# Look what I found !



## jackbob42 (Nov 12, 2003)

My great dogs ! LOL
Watch the old window , it was put there so I could hose down the kennels safely LOL...............


----------



## packmaster (Mar 1, 2010)

pretty bold bunny there.I have yet to see a little one yet.I hope all the rain hasn`t ruined the nests.Nice kennel system!


----------



## superposed20ga (Dec 14, 2005)

So what do YOUR beagles hunt if they let that rabbit get that close? Just kidding. Those little things get everywhere this time of year. I felt bad that a rabbit was dumb enough to make a nest in my yard. Next thing I knew my two hounds had dug it up and one was eating the newborns.

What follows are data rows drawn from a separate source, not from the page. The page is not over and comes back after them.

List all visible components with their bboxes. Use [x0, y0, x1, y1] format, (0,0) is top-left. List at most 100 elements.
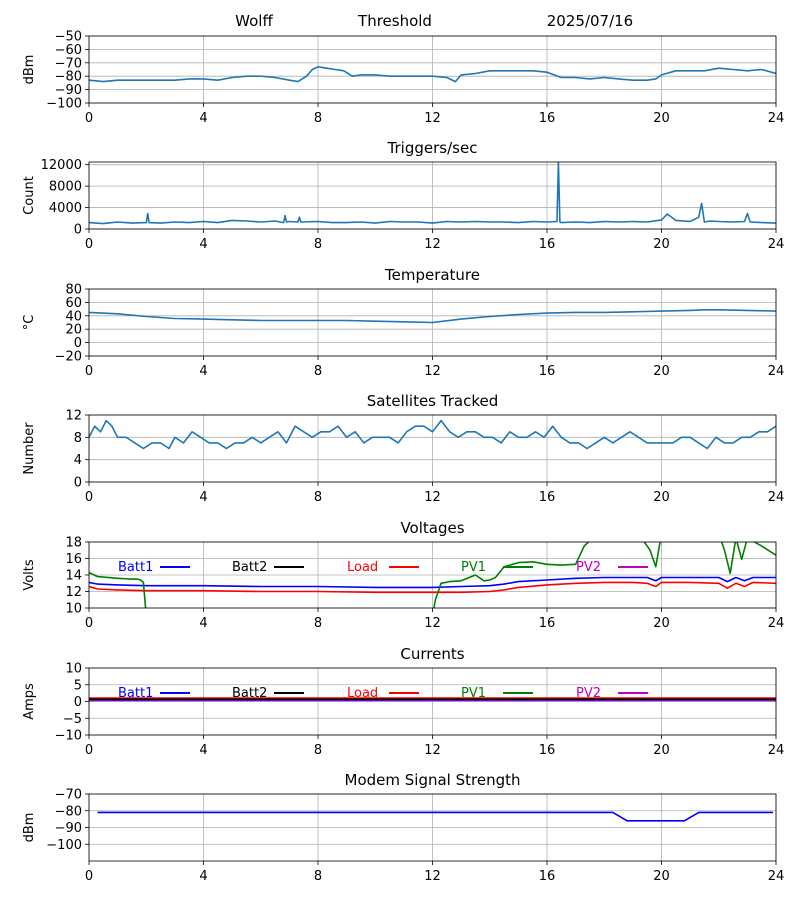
y-tick-label: −20 [55, 350, 82, 365]
chart-title: Currents [400, 645, 464, 663]
y-tick-label: −80 [55, 70, 82, 85]
x-tick-label: 0 [85, 237, 93, 252]
header-station: Wolff [235, 12, 273, 30]
x-tick-label: 20 [653, 364, 670, 379]
y-tick-label: −50 [55, 30, 82, 45]
x-tick-label: 12 [424, 237, 441, 252]
y-axis-label: dBm [22, 813, 37, 843]
y-tick-label: 12 [65, 585, 82, 600]
chart-panel-1: 0 4 8 12 16 20 24 0 4000 8000 12000 Count Triggers/s… [22, 139, 784, 252]
x-tick-label: 0 [85, 111, 93, 126]
legend-label-batt1: Batt1 [118, 686, 153, 701]
x-tick-label: 12 [424, 616, 441, 631]
x-tick-label: 20 [653, 616, 670, 631]
x-tick-label: 16 [539, 364, 556, 379]
x-tick-label: 16 [539, 743, 556, 758]
chart-panel-3: 0 4 8 12 16 20 24 0 4 8 12 Number Satellites Tracked [22, 392, 784, 505]
series-line [89, 419, 776, 450]
x-tick-label: 24 [768, 364, 785, 379]
x-tick-label: 0 [85, 364, 93, 379]
legend-label-load: Load [347, 560, 378, 575]
y-axis-label: Number [22, 422, 37, 475]
x-tick-label: 24 [768, 111, 785, 126]
y-tick-label: 5 [74, 678, 82, 693]
chart-title: Voltages [400, 519, 464, 537]
y-tick-label: 8000 [49, 180, 82, 195]
x-tick-label: 16 [539, 111, 556, 126]
series-line [89, 308, 776, 324]
legend-label-pv1: PV1 [461, 560, 486, 575]
legend-label-load: Load [347, 686, 378, 701]
x-tick-label: 24 [768, 490, 785, 505]
y-tick-label: 8 [74, 431, 82, 446]
x-tick-label: 4 [199, 616, 207, 631]
y-tick-label: 60 [65, 296, 82, 311]
x-tick-label: 12 [424, 364, 441, 379]
y-axis-label: °C [22, 315, 37, 331]
y-tick-label: −60 [55, 43, 82, 58]
y-axis-label: Volts [22, 559, 37, 591]
x-tick-label: 4 [199, 869, 207, 884]
y-tick-label: −100 [46, 838, 82, 853]
x-tick-label: 20 [653, 743, 670, 758]
x-tick-label: 16 [539, 869, 556, 884]
series-line [97, 811, 774, 822]
x-tick-label: 16 [539, 616, 556, 631]
y-tick-label: 40 [65, 309, 82, 324]
x-tick-label: 20 [653, 869, 670, 884]
x-tick-label: 4 [199, 237, 207, 252]
x-tick-label: 8 [314, 237, 322, 252]
y-tick-label: −10 [55, 729, 82, 744]
x-tick-label: 12 [424, 869, 441, 884]
y-tick-label: 12 [65, 409, 82, 424]
y-tick-label: 0 [74, 223, 82, 238]
x-tick-label: 16 [539, 490, 556, 505]
legend-label-batt2: Batt2 [232, 560, 267, 575]
chart-title: Modem Signal Strength [345, 771, 521, 789]
x-tick-label: 20 [653, 237, 670, 252]
x-tick-label: 20 [653, 111, 670, 126]
y-tick-label: 0 [74, 336, 82, 351]
y-tick-label: −90 [55, 83, 82, 98]
y-tick-label: −100 [46, 97, 82, 112]
series-line-load [89, 581, 776, 594]
y-tick-label: 10 [65, 602, 82, 617]
chart-panel-6: 0 4 8 12 16 20 24 −100 −90 −80−70 dBm Modem Signal … [22, 771, 784, 884]
x-tick-label: 0 [85, 490, 93, 505]
x-tick-label: 4 [199, 364, 207, 379]
x-tick-label: 24 [768, 616, 785, 631]
series-line [89, 162, 776, 225]
legend-label-batt2: Batt2 [232, 686, 267, 701]
y-tick-label: 4000 [49, 201, 82, 216]
x-tick-label: 8 [314, 616, 322, 631]
x-tick-label: 12 [424, 743, 441, 758]
legend-label-pv1: PV1 [461, 686, 486, 701]
x-tick-label: 24 [768, 743, 785, 758]
y-tick-label: −70 [55, 788, 82, 803]
x-tick-label: 12 [424, 490, 441, 505]
x-tick-label: 12 [424, 111, 441, 126]
x-tick-label: 20 [653, 490, 670, 505]
x-tick-label: 16 [539, 237, 556, 252]
y-tick-label: 4 [74, 453, 82, 468]
x-tick-label: 8 [314, 490, 322, 505]
y-axis-label: dBm [22, 55, 37, 85]
y-tick-label: 80 [65, 283, 82, 298]
x-tick-label: 4 [199, 111, 207, 126]
x-tick-label: 4 [199, 743, 207, 758]
header-date: 2025/07/16 [547, 12, 633, 30]
x-tick-label: 8 [314, 364, 322, 379]
y-tick-label: 12000 [41, 158, 82, 173]
y-tick-label: −70 [55, 56, 82, 71]
legend-label-pv2: PV2 [576, 560, 601, 575]
x-tick-label: 8 [314, 111, 322, 126]
x-tick-label: 0 [85, 616, 93, 631]
legend-label-pv2: PV2 [576, 686, 601, 701]
y-tick-label: −90 [55, 821, 82, 836]
y-tick-label: 0 [74, 476, 82, 491]
series-line-batt1 [89, 576, 776, 589]
y-tick-label: 10 [65, 662, 82, 677]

I think they have a chance once they get old enough to get out of the nest because I don' think they have much scent on them, but if anything finds them in the nest they're doomed. Nice looking kennel there too.


----------



## jackbob42 (Nov 12, 2003)

The rabbits come up and feed under the birdfeeder.
They just seem to know the dogs can't get to them.
I've never seen one that close to the kennel though.
The wife tells the grandson that the rabbits are "off limits" as long as they're in the yard. :lol::lol::lol:

Thanks for the compliments on the kennels.
I've only got about $200 into each 10' section.
The concrete was a little more though.


----------